In the method provided in this embodiment of the present application, since the mapping relationship between the grayscale values and the temperature of each infrared image is the same before splicing, a unified mapping relationship can be applied to the first target infrared image obtained after splicing, which can be obtained by using for temperature measurement. Further, image enhancement processing is performed on the first target infrared image as a whole, and the obtained second target infrared image has the same enhancement degree of each part, the overall picture is uniform and smooth, there is no visual jump and obvious splicing traces, and it is suitable for display. Therefore, the infrared image of the first target can be used for temperature measurement, and the infrared image of the second target can be used for display. The user can not only watch the high-quality infrared image with a large field of view, but also accurately measure the infrared image with a large field of view. temperature of each target.
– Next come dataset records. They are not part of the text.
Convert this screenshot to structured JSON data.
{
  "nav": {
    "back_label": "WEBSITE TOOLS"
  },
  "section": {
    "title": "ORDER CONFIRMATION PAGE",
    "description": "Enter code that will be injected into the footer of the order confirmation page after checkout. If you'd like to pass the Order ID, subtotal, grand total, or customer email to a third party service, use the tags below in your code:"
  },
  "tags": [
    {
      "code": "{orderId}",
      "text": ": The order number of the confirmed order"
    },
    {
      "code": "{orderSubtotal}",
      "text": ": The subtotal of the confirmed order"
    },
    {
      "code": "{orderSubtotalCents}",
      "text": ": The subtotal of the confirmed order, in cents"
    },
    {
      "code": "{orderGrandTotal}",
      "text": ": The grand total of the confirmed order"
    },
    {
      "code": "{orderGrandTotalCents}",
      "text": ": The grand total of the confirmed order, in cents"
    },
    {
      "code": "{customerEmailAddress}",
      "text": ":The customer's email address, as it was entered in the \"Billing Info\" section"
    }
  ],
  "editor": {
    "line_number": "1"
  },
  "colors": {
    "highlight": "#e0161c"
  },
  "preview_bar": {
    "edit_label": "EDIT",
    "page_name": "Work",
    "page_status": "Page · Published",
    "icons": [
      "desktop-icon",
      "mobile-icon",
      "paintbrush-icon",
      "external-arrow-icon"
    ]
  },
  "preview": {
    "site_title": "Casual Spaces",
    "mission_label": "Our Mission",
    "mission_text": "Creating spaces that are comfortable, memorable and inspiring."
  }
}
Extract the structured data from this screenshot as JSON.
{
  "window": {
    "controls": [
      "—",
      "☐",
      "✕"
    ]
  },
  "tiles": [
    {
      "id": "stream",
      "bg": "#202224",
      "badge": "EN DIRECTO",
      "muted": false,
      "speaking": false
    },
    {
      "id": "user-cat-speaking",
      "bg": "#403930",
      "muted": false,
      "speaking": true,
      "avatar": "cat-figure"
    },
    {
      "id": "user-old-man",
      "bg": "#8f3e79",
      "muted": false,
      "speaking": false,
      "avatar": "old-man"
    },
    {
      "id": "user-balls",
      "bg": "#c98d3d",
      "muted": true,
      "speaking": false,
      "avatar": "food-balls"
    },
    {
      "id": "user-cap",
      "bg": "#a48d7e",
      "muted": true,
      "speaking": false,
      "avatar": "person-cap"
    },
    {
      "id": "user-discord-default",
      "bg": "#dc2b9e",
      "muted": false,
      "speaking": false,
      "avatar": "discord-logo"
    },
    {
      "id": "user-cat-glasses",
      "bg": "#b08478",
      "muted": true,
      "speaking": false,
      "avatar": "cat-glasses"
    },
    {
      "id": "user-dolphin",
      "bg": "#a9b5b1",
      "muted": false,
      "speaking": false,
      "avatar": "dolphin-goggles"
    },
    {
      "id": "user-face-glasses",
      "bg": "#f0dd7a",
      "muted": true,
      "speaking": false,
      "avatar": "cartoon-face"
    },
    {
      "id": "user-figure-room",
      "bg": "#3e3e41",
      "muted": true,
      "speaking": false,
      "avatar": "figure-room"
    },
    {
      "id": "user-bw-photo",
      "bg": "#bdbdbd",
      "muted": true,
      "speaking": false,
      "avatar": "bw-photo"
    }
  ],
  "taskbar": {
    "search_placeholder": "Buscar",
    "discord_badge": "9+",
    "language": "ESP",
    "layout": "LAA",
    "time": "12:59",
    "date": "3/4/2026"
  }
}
For the acquired at least two infrared images, when the method of the embodiment of the present application is applied to an infrared image processing device, since the infrared image processing device only has processing capability and does not have a component for collecting infrared images, the at least two infrared images The image may be acquired by the infrared image processing apparatus from other devices or apparatuses, for example, may be acquired from an external infrared camera or infrared sensor. When the method of the embodiment of the present application is applied to a device or device capable of collecting infrared images, such as an infrared camera and an infrared thermal imager, the at least two infrared images can be acquired by its own infrared sensor.

Since the method provided in the embodiment of the present application involves the splicing of multiple infrared images, the infrared images used for splicing may meet some requirements. As mentioned above, there may be a certain degree of overlap or just seamless connection. The realization of the requirements requires more accurate control of the shooting angle of the infrared image. In one embodiment, the at least two infrared images are obtained by separately photographing different regions of the target. Specifically, in one embodiment, an infrared camera that shoots infrared images can be connected to a gimbal, so that the infrared camera can shoot objects (scenes) from different shooting angles one by one under the control of the gimbal, and obtain multiple images. Infrared images available for stitching.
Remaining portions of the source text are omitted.